5 Questions with Marameo

Marameo director photo.jpg

1) Can you talk briefly about your background, and how you first got interested in filmmaking?

I started as a graffiti artist, first painting then filming and photographing graffiti artists around me.

2) What was the initial idea and how did it evolve from there?

Everything started with graffiti, the night, the city and the people. I used to spend long nights out around the city graffiting together with my crew. The more I got into it the more I realized It wasn’t really just graffiti, rather it was the locations and the people we chanced upon every time we were out. We were always meeting great characters in amazing settings and I got interested in documenting them.

The initial idea was far more focussed on graffiti because of my proximity to that world. Later into pre-production and into filming, the film evolved from a graffiti documentary into a nocturnal city symphony. As we got deeper into the process, the roots of my interest came to the fore and I realised rather than document a subculture within Bologna, I wanted to depict Bologna as I had experienced it, with multiple subcultures co-existing under the cover of night.

3) What was the biggest challenge in making this film?
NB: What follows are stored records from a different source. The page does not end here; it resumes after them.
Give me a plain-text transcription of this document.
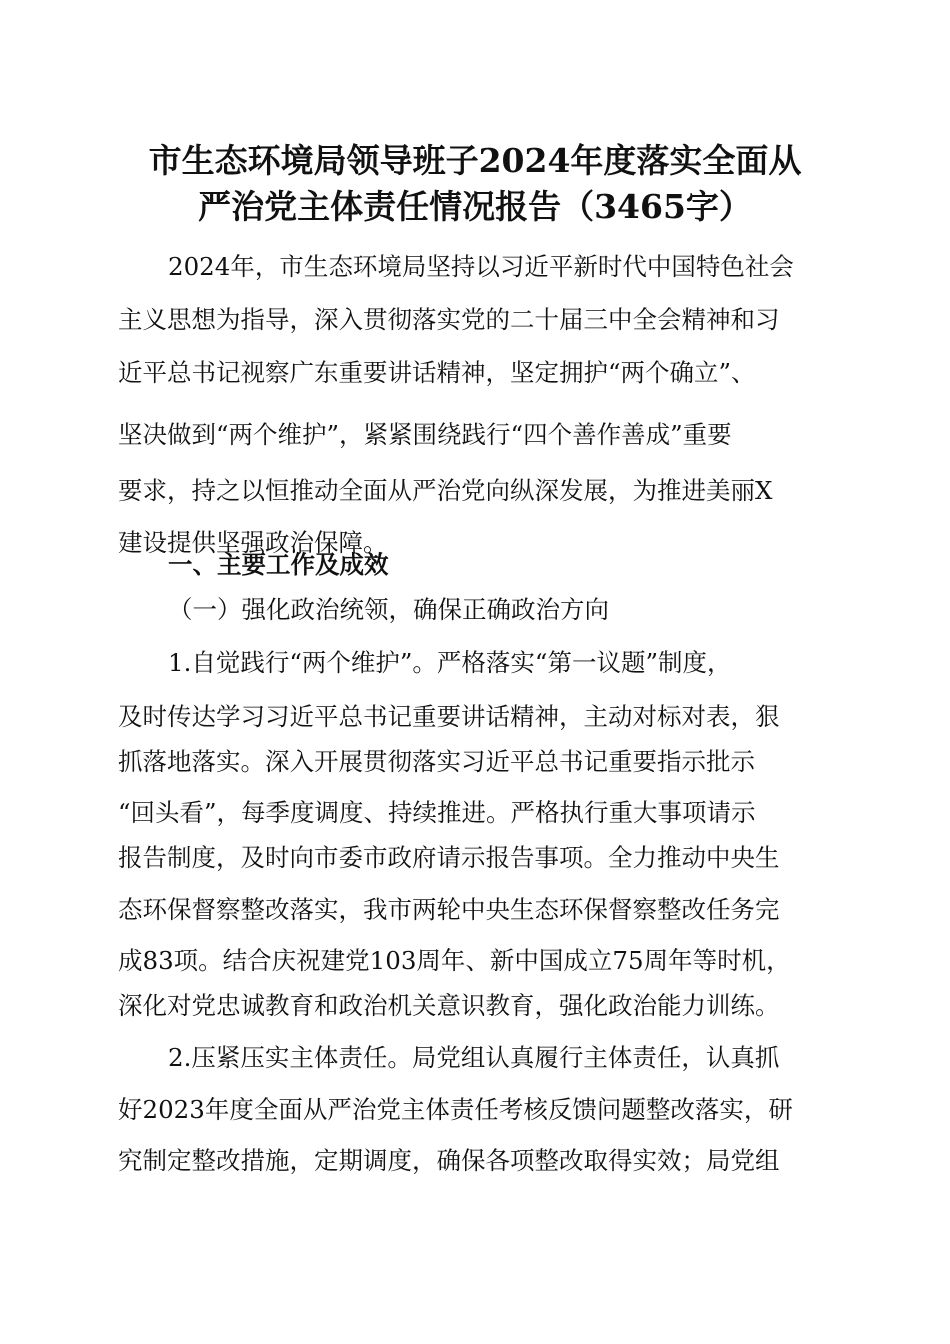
市生态环境局领导班子2024年度落实全面从
严治党主体责任情况报告（3465字）
2024年，市生态环境局坚持以习近平新时代中国特色社会
主义思想为指导，深入贯彻落实党的二十届三中全会精神和习
近平总书记视察广东重要讲话精神，坚定拥护“两个确立”、
坚决做到“两个维护”，紧紧围绕践行“四个善作善成”重要
要求，持之以恒推动全面从严治党向纵深发展，为推进美丽X
建设提供坚强政治保障。
一、主要工作及成效
（一）强化政治统领，确保正确政治方向
1.自觉践行“两个维护”。严格落实“第一议题”制度，
及时传达学习习近平总书记重要讲话精神，主动对标对表，狠
抓落地落实。深入开展贯彻落实习近平总书记重要指示批示
“回头看”，每季度调度、持续推进。严格执行重大事项请示
报告制度，及时向市委市政府请示报告事项。全力推动中央生
态环保督察整改落实，我市两轮中央生态环保督察整改任务完
成83项。结合庆祝建党103周年、新中国成立75周年等时机，
深化对党忠诚教育和政治机关意识教育，强化政治能力训练。
2.压紧压实主体责任。局党组认真履行主体责任，认真抓
好2023年度全面从严治党主体责任考核反馈问题整改落实，研
究制定整改措施，定期调度，确保各项整改取得实效；局党组
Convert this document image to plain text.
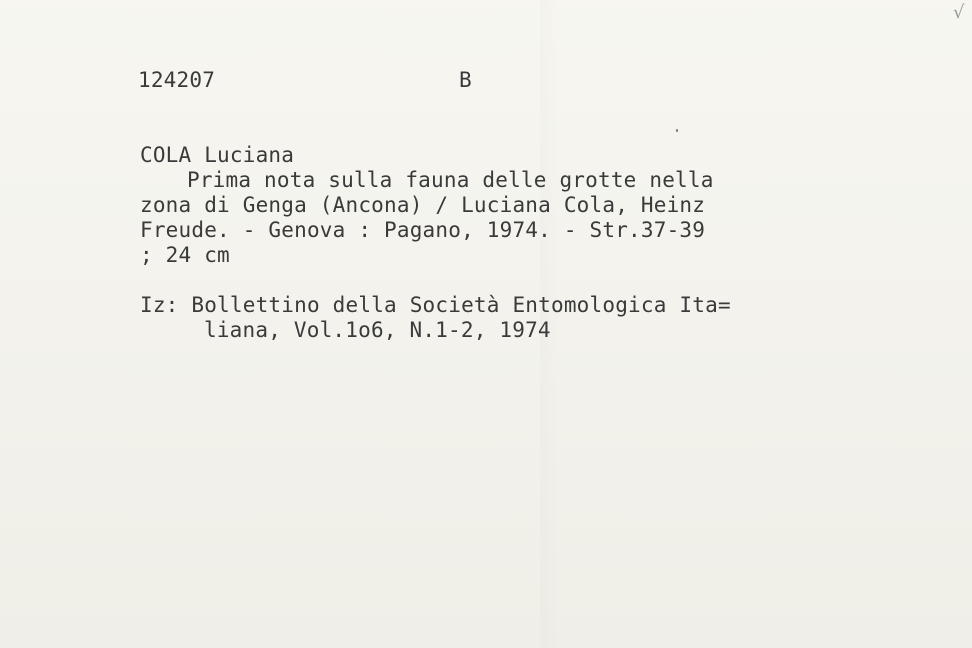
√
124207	B
COLA Luciana
Prima nota sulla fauna delle grotte nella
zona di Genga (Ancona) / Luciana Cola, Heinz
Freude. - Genova : Pagano, 1974. - Str.37-39
; 24 cm
Iz: Bollettino della Società Entomologica Ita=
liana, Vol.1o6, N.1-2, 1974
And generally what part of the creative process do you enjoy the most?

The biggest challenge was pre-production and being serious about making sure what I wanted to film was worth filming. What was it that I really wanted to film? It was about deconstructing surface interests like graffiti and uncovering something I was closer to. It was about being prepared, and being prepared for something unexpected. I knew Bologna, I knew my characters, but documentaries rely on the tension between knowing a world and capturing something you could never have planned. The hardest process was preparing, but once I felt ready, filming and editing came smoothly. As we began to shoot, we became involved in a universe. We uncovered hidden sides of the city that we began to live in. In graffiti that’s what you call freestyling. We started living in a world we were filming and ended up filming the world we were living. That was the part I enjoyed most, filming, and living through filming.

4) What’s a film you’ve seen recently, new or old, that you really loved and why?

I recently watched Terra Di Mezzo (1996) by Italian director Matteo Garrone, also director of Dogman. I found the direction of the characters fantastic. He starts from real characters, he scripts them as for a fiction film and on set takes the film back to its documentary roots.

5) What’s next for you?

I see cinema as part of a wider medium – the audiovisual. What's next for me is to develop cinema into a less constructed and more immediate medium, both the making process and the distributive one. I think cinema is evolving slower than other current mediums and there is an urgent need and space for creative innovation.